Nevertheless, the implications of the Criminal Chamber’s initial decision are likely to extend to other investigations. Leonor Arteaga, Director of the Due Process of Law Foundation’s (DPLF) program on Impunity and Grave Human Rights Violation, told the Archive, “Beyond the Jesuit case, the danger of this kind of decision is that it gives a message to lower courts that no case from the civil war, especially crimes against humanity or war crimes, should advance. Otherwise, the Supreme Court’s Criminal Chamber will annul the decision.” 

Examples of those pending investigations include several high-profile cases, such as the massacre at El Calabozo and the assassination of Archbishop Oscar Romero. Both cases were reopened after the 2016 overturning of El Salvador’s Amnesty Law and remain under the purview of the country’s Attorney General’s Office. Yet progress has stalled due to a lack of political and judicial will. 

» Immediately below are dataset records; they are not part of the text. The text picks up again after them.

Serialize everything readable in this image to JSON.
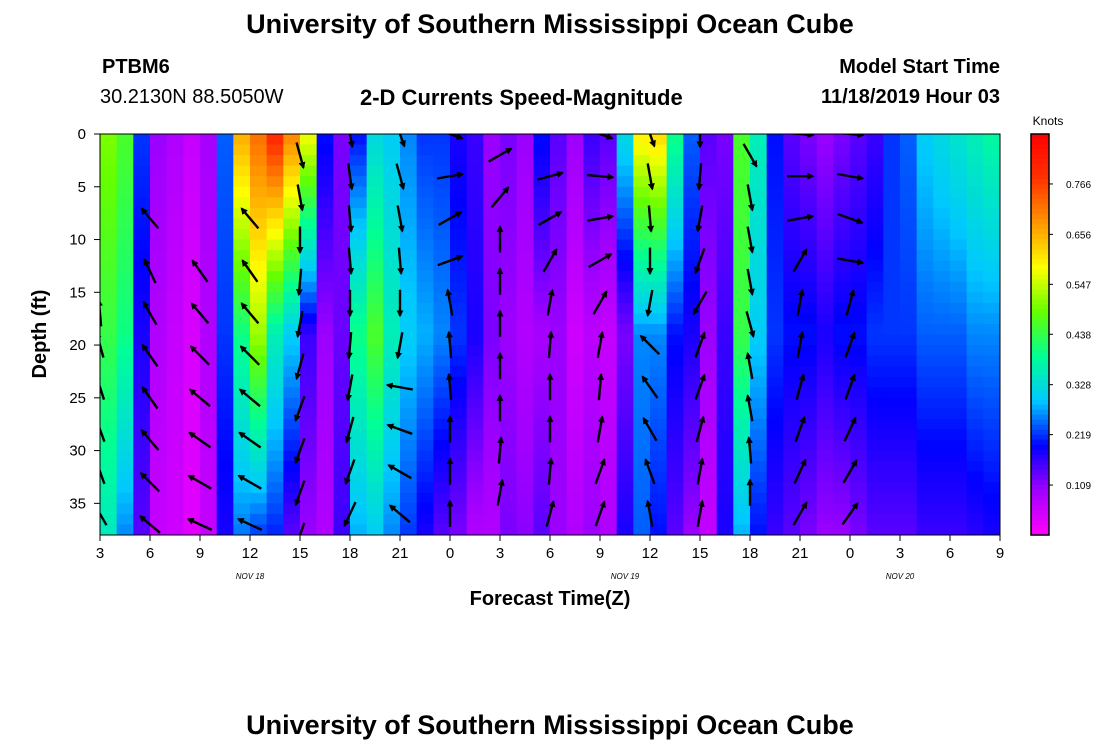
{
  "header": {
    "title_top": "University of Southern Mississippi Ocean Cube",
    "station": "PTBM6",
    "coords": "30.2130N 88.5050W",
    "subtitle": "2-D Currents Speed-Magnitude",
    "model_start_label": "Model Start Time",
    "model_start_value": "11/18/2019 Hour 03",
    "title_bottom": "University of Southern Mississippi Ocean Cube"
  },
  "chart_data": {
    "type": "heatmap",
    "title": "2-D Currents Speed-Magnitude",
    "xlabel": "Forecast Time(Z)",
    "ylabel": "Depth (ft)",
    "x_ticks": [
      "3",
      "6",
      "9",
      "12",
      "15",
      "18",
      "21",
      "0",
      "3",
      "6",
      "9",
      "12",
      "15",
      "18",
      "21",
      "0",
      "3",
      "6",
      "9"
    ],
    "x_range_hours": [
      0,
      54
    ],
    "date_labels": [
      {
        "text": "NOV 18",
        "at_hour": 9
      },
      {
        "text": "NOV 19",
        "at_hour": 31.5
      },
      {
        "text": "NOV 20",
        "at_hour": 48
      }
    ],
    "y_ticks": [
      0,
      5,
      10,
      15,
      20,
      25,
      30,
      35
    ],
    "ylim": [
      0,
      38
    ],
    "y_inverted": true,
    "colorbar": {
      "label": "Knots",
      "ticks": [
        0.109,
        0.219,
        0.328,
        0.438,
        0.547,
        0.656,
        0.766
      ],
      "range": [
        0,
        0.875
      ],
      "colors": [
        "#ff00ff",
        "#a000ff",
        "#0000ff",
        "#00c8ff",
        "#00ff96",
        "#64ff00",
        "#ffff00",
        "#ff9600",
        "#ff3200",
        "#ff0000"
      ]
    },
    "speed_columns": [
      {
        "hour": 0.5,
        "top": 0.5,
        "mid": 0.44,
        "bot": 0.35
      },
      {
        "hour": 1.5,
        "top": 0.46,
        "mid": 0.4,
        "bot": 0.26
      },
      {
        "hour": 2.5,
        "top": 0.22,
        "mid": 0.18,
        "bot": 0.14
      },
      {
        "hour": 3.5,
        "top": 0.1,
        "mid": 0.08,
        "bot": 0.06
      },
      {
        "hour": 4.5,
        "top": 0.08,
        "mid": 0.06,
        "bot": 0.05
      },
      {
        "hour": 5.5,
        "top": 0.06,
        "mid": 0.04,
        "bot": 0.03
      },
      {
        "hour": 6.5,
        "top": 0.09,
        "mid": 0.08,
        "bot": 0.06
      },
      {
        "hour": 7.5,
        "top": 0.24,
        "mid": 0.22,
        "bot": 0.18
      },
      {
        "hour": 8.5,
        "top": 0.66,
        "mid": 0.4,
        "bot": 0.25
      },
      {
        "hour": 9.5,
        "top": 0.72,
        "mid": 0.52,
        "bot": 0.22
      },
      {
        "hour": 10.5,
        "top": 0.8,
        "mid": 0.36,
        "bot": 0.21
      },
      {
        "hour": 11.5,
        "top": 0.7,
        "mid": 0.3,
        "bot": 0.14
      },
      {
        "hour": 12.5,
        "top": 0.58,
        "mid": 0.16,
        "bot": 0.1
      },
      {
        "hour": 13.5,
        "top": 0.2,
        "mid": 0.1,
        "bot": 0.08
      },
      {
        "hour": 14.5,
        "top": 0.12,
        "mid": 0.13,
        "bot": 0.16
      },
      {
        "hour": 15.5,
        "top": 0.2,
        "mid": 0.4,
        "bot": 0.28
      },
      {
        "hour": 16.5,
        "top": 0.32,
        "mid": 0.46,
        "bot": 0.3
      },
      {
        "hour": 17.5,
        "top": 0.3,
        "mid": 0.36,
        "bot": 0.26
      },
      {
        "hour": 18.5,
        "top": 0.26,
        "mid": 0.3,
        "bot": 0.22
      },
      {
        "hour": 19.5,
        "top": 0.22,
        "mid": 0.28,
        "bot": 0.18
      },
      {
        "hour": 20.5,
        "top": 0.22,
        "mid": 0.26,
        "bot": 0.14
      },
      {
        "hour": 21.5,
        "top": 0.18,
        "mid": 0.22,
        "bot": 0.12
      },
      {
        "hour": 22.5,
        "top": 0.16,
        "mid": 0.18,
        "bot": 0.08
      },
      {
        "hour": 23.5,
        "top": 0.1,
        "mid": 0.12,
        "bot": 0.08
      },
      {
        "hour": 24.5,
        "top": 0.12,
        "mid": 0.1,
        "bot": 0.12
      },
      {
        "hour": 25.5,
        "top": 0.1,
        "mid": 0.08,
        "bot": 0.11
      },
      {
        "hour": 26.5,
        "top": 0.2,
        "mid": 0.09,
        "bot": 0.14
      },
      {
        "hour": 27.5,
        "top": 0.14,
        "mid": 0.1,
        "bot": 0.1
      },
      {
        "hour": 28.5,
        "top": 0.1,
        "mid": 0.05,
        "bot": 0.08
      },
      {
        "hour": 29.5,
        "top": 0.16,
        "mid": 0.07,
        "bot": 0.1
      },
      {
        "hour": 30.5,
        "top": 0.14,
        "mid": 0.06,
        "bot": 0.08
      },
      {
        "hour": 31.5,
        "top": 0.32,
        "mid": 0.12,
        "bot": 0.18
      },
      {
        "hour": 32.5,
        "top": 0.6,
        "mid": 0.26,
        "bot": 0.24
      },
      {
        "hour": 33.5,
        "top": 0.62,
        "mid": 0.26,
        "bot": 0.2
      },
      {
        "hour": 34.5,
        "top": 0.4,
        "mid": 0.2,
        "bot": 0.14
      },
      {
        "hour": 35.5,
        "top": 0.24,
        "mid": 0.18,
        "bot": 0.1
      },
      {
        "hour": 36.5,
        "top": 0.14,
        "mid": 0.1,
        "bot": 0.06
      },
      {
        "hour": 37.5,
        "top": 0.12,
        "mid": 0.16,
        "bot": 0.18
      },
      {
        "hour": 38.5,
        "top": 0.46,
        "mid": 0.44,
        "bot": 0.28
      },
      {
        "hour": 39.5,
        "top": 0.36,
        "mid": 0.3,
        "bot": 0.2
      },
      {
        "hour": 40.5,
        "top": 0.2,
        "mid": 0.22,
        "bot": 0.16
      },
      {
        "hour": 41.5,
        "top": 0.14,
        "mid": 0.2,
        "bot": 0.14
      },
      {
        "hour": 42.5,
        "top": 0.12,
        "mid": 0.2,
        "bot": 0.12
      },
      {
        "hour": 43.5,
        "top": 0.1,
        "mid": 0.18,
        "bot": 0.1
      },
      {
        "hour": 44.5,
        "top": 0.12,
        "mid": 0.2,
        "bot": 0.1
      },
      {
        "hour": 45.5,
        "top": 0.14,
        "mid": 0.2,
        "bot": 0.12
      },
      {
        "hour": 46.5,
        "top": 0.16,
        "mid": 0.22,
        "bot": 0.14
      },
      {
        "hour": 47.5,
        "top": 0.22,
        "mid": 0.22,
        "bot": 0.14
      },
      {
        "hour": 48.5,
        "top": 0.24,
        "mid": 0.22,
        "bot": 0.14
      },
      {
        "hour": 49.5,
        "top": 0.3,
        "mid": 0.24,
        "bot": 0.16
      },
      {
        "hour": 50.5,
        "top": 0.32,
        "mid": 0.24,
        "bot": 0.16
      },
      {
        "hour": 51.5,
        "top": 0.34,
        "mid": 0.24,
        "bot": 0.16
      },
      {
        "hour": 52.5,
        "top": 0.36,
        "mid": 0.26,
        "bot": 0.17
      },
      {
        "hour": 53.5,
        "top": 0.38,
        "mid": 0.26,
        "bot": 0.18
      }
    ],
    "vectors": [
      {
        "hour": 0,
        "depths": [
          17,
          20,
          24,
          28,
          32,
          36
        ],
        "dir": [
          -5,
          -15,
          -18,
          -20,
          -20,
          -30
        ]
      },
      {
        "hour": 3,
        "depths": [
          8,
          13,
          17,
          21,
          25,
          29,
          33,
          37
        ],
        "dir": [
          -40,
          -25,
          -30,
          -35,
          -35,
          -40,
          -45,
          -50
        ]
      },
      {
        "hour": 6,
        "depths": [
          13,
          17,
          21,
          25,
          29,
          33,
          37
        ],
        "dir": [
          -35,
          -40,
          -45,
          -50,
          -55,
          -60,
          -65
        ]
      },
      {
        "hour": 9,
        "depths": [
          8,
          13,
          17,
          21,
          25,
          29,
          33,
          37
        ],
        "dir": [
          -40,
          -35,
          -40,
          -45,
          -50,
          -55,
          -60,
          -65
        ]
      },
      {
        "hour": 12,
        "depths": [
          2,
          6,
          10,
          14,
          18,
          22,
          26,
          30,
          34,
          38
        ],
        "dir": [
          165,
          170,
          180,
          185,
          190,
          195,
          200,
          200,
          200,
          200
        ]
      },
      {
        "hour": 15,
        "depths": [
          0,
          4,
          8,
          12,
          16,
          20,
          24,
          28,
          32,
          36
        ],
        "dir": [
          170,
          172,
          175,
          175,
          180,
          185,
          190,
          195,
          200,
          205
        ]
      },
      {
        "hour": 18,
        "depths": [
          0,
          4,
          8,
          12,
          16,
          20,
          24,
          28,
          32,
          36
        ],
        "dir": [
          160,
          165,
          170,
          175,
          180,
          190,
          -80,
          -70,
          -60,
          -50
        ]
      },
      {
        "hour": 21,
        "depths": [
          0,
          4,
          8,
          12,
          16,
          20,
          24,
          28,
          32,
          36
        ],
        "dir": [
          110,
          80,
          60,
          70,
          -10,
          -5,
          -5,
          0,
          0,
          0
        ]
      },
      {
        "hour": 24,
        "depths": [
          2,
          6,
          10,
          14,
          18,
          22,
          26,
          30,
          34
        ],
        "dir": [
          60,
          40,
          0,
          0,
          0,
          0,
          0,
          5,
          10
        ]
      },
      {
        "hour": 27,
        "depths": [
          4,
          8,
          12,
          16,
          20,
          24,
          28,
          32,
          36
        ],
        "dir": [
          75,
          60,
          30,
          10,
          5,
          0,
          0,
          5,
          15
        ]
      },
      {
        "hour": 30,
        "depths": [
          0,
          4,
          8,
          12,
          16,
          20,
          24,
          28,
          32,
          36
        ],
        "dir": [
          110,
          95,
          80,
          60,
          30,
          10,
          5,
          10,
          20,
          20
        ]
      },
      {
        "hour": 33,
        "depths": [
          0,
          4,
          8,
          12,
          16,
          20,
          24,
          28,
          32,
          36
        ],
        "dir": [
          160,
          170,
          175,
          180,
          190,
          -45,
          -35,
          -30,
          -20,
          -10
        ]
      },
      {
        "hour": 36,
        "depths": [
          0,
          4,
          8,
          12,
          16,
          20,
          24,
          28,
          32,
          36
        ],
        "dir": [
          180,
          185,
          190,
          200,
          210,
          20,
          20,
          15,
          10,
          10
        ]
      },
      {
        "hour": 39,
        "depths": [
          2,
          6,
          10,
          14,
          18,
          22,
          26,
          30,
          34
        ],
        "dir": [
          150,
          170,
          170,
          170,
          165,
          -10,
          -10,
          -5,
          0
        ]
      },
      {
        "hour": 42,
        "depths": [
          0,
          4,
          8,
          12,
          16,
          20,
          24,
          28,
          32,
          36
        ],
        "dir": [
          95,
          90,
          80,
          30,
          10,
          10,
          15,
          20,
          25,
          30
        ]
      },
      {
        "hour": 45,
        "depths": [
          0,
          4,
          8,
          12,
          16,
          20,
          24,
          28,
          32,
          36
        ],
        "dir": [
          95,
          100,
          110,
          100,
          15,
          20,
          20,
          25,
          30,
          35
        ]
      }
    ]
  }
}
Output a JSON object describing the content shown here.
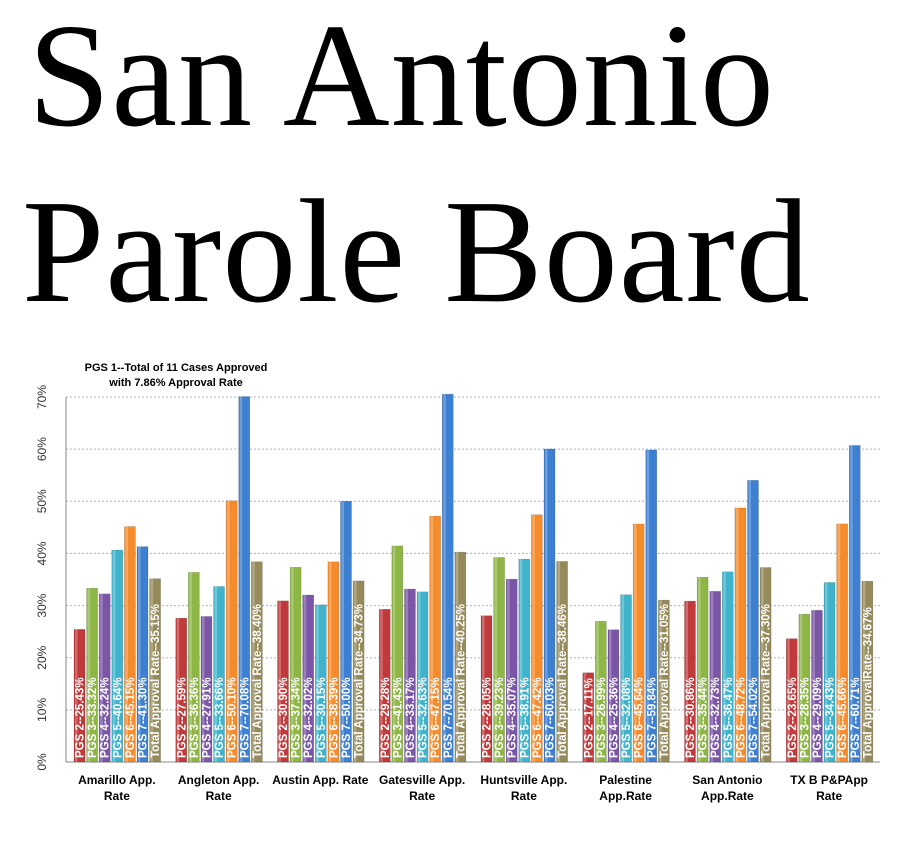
{
  "headline": {
    "line1": "San Antonio",
    "line2": "Parole Board"
  },
  "chart_data": {
    "type": "bar",
    "annotation": [
      "PGS 1--Total of 11 Cases Approved",
      "with 7.86% Approval Rate"
    ],
    "ylim": [
      0,
      70
    ],
    "y_ticks": [
      "0%",
      "10%",
      "20%",
      "30%",
      "40%",
      "50%",
      "60%",
      "70%"
    ],
    "grid": true,
    "categories": [
      [
        "Amarillo App.",
        "Rate"
      ],
      [
        "Angleton App.",
        "Rate"
      ],
      [
        "Austin App. Rate"
      ],
      [
        "Gatesville App.",
        "Rate"
      ],
      [
        "Huntsville App.",
        "Rate"
      ],
      [
        "Palestine",
        "App.Rate"
      ],
      [
        "San Antonio",
        "App.Rate"
      ],
      [
        "TX B P&PApp",
        "Rate"
      ]
    ],
    "colors": [
      "#c0393b",
      "#8db645",
      "#7b56a6",
      "#3fb3cb",
      "#f68b2b",
      "#3d7fd1",
      "#968a5b"
    ],
    "groups": [
      {
        "values": [
          25.43,
          33.32,
          32.24,
          40.64,
          45.15,
          41.3,
          35.15
        ],
        "labels": [
          "PGS 2--25.43%",
          "PGS 3--33.32%",
          "PGS 4--32.24%",
          "PGS 5--40.64%",
          "PGS 6--45.15%",
          "PGS 7--41.30%",
          "Total Approval Rate--35.15%"
        ]
      },
      {
        "values": [
          27.59,
          36.36,
          27.91,
          33.66,
          50.1,
          70.08,
          38.4
        ],
        "labels": [
          "PGS 2--27.59%",
          "PGS 3--36.36%",
          "PGS 4--27.91%",
          "PGS 5--33.66%",
          "PGS 6--50.10%",
          "PGS 7--70.08%",
          "Total Approval Rate--38.40%"
        ]
      },
      {
        "values": [
          30.9,
          37.34,
          32.02,
          30.15,
          38.39,
          50.0,
          34.73
        ],
        "labels": [
          "PGS 2--30.90%",
          "PGS 3--37.34%",
          "PGS 4--32.02%",
          "PGS 5--30.15%",
          "PGS 6--38.39%",
          "PGS 7--50.00%",
          "Total Approval Rate--34.73%"
        ]
      },
      {
        "values": [
          29.28,
          41.43,
          33.17,
          32.63,
          47.15,
          70.54,
          40.25
        ],
        "labels": [
          "PGS 2--29.28%",
          "PGS 3--41.43%",
          "PGS 4--33.17%",
          "PGS 5--32.63%",
          "PGS 6--47.15%",
          "PGS 7--70.54%",
          "Total Approval Rate--40.25%"
        ]
      },
      {
        "values": [
          28.05,
          39.23,
          35.07,
          38.91,
          47.42,
          60.03,
          38.46
        ],
        "labels": [
          "PGS 2--28.05%",
          "PGS 3--39.23%",
          "PGS 4--35.07%",
          "PGS 5--38.91%",
          "PGS 6--47.42%",
          "PGS 7--60.03%",
          "Total Approval Rate--38.46%"
        ]
      },
      {
        "values": [
          17.11,
          26.99,
          25.36,
          32.08,
          45.64,
          59.84,
          31.05
        ],
        "labels": [
          "PGS 2--17.11%",
          "PGS 3--26.99%",
          "PGS 4--25.36%",
          "PGS 5--32.08%",
          "PGS 6--45.64%",
          "PGS 7--59.84%",
          "Total Approval Rate--31.05%"
        ]
      },
      {
        "values": [
          30.86,
          35.44,
          32.73,
          36.47,
          48.72,
          54.02,
          37.3
        ],
        "labels": [
          "PGS 2--30.86%",
          "PGS 3--35.44%",
          "PGS 4--32.73%",
          "PGS 5--36.47%",
          "PGS 6--48.72%",
          "PGS 7--54.02%",
          "Total Approval Rate--37.30%"
        ]
      },
      {
        "values": [
          23.65,
          28.35,
          29.09,
          34.43,
          45.66,
          60.71,
          34.67
        ],
        "labels": [
          "PGS 2--23.65%",
          "PGS 3--28.35%",
          "PGS 4--29.09%",
          "PGS 5--34.43%",
          "PGS 6--45.66%",
          "PGS 7--60.71%",
          "Total ApprovalRate--34.67%"
        ]
      }
    ]
  }
}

In the case of El Mozote – where Salvadoran armed forces massacred nearly a thousand residents in 1981 – actions by both President Nayib Bukele and his Defense Minister René Merino Monroy have led to a standoff between the current administration and investigators. By physically barring the doors to military archives and claiming most of the documents were destroyed, the President and Defense Minister have repeatedly blocked access to declassified military information considered essential to the case. Such steps disregard an October 9th Constitutional Court decision requiring access to the records, and have prompted condemnation by the Interamerican Commission for Human Rights (CIDH). Survivors have also requested an investigation into both officials on charges of arbitrary acts, disobedience, and dereliction of duty.

Whether suspending, stalling, or actively obstructing investigations, the Bukele administration’s actions highlight the diminishing window for domestic proceedings. This has led investigators to look externally in their search for evidence. For instance, the presiding judge in the El Mozote case Jorge Guzmán Urquilla has requested support from Secretary of State Mike Pompeo, seeking the release of U.S. records. And while the State Department has yet to respond, the House of Representatives has since passed its own amendment requiring the release of Defense Department documents related to the case.  

Taken together with the Spanish Court’s verdict in the Jesuit Case, such bilateral cooperation demonstrates the continued importance of international human rights efforts. However, such efforts can only go so far. For as the families of the victims weigh next steps, an inability to prosecute at home would suggest a State that favors impunity over justice – one step further from accountability and toward amnesty.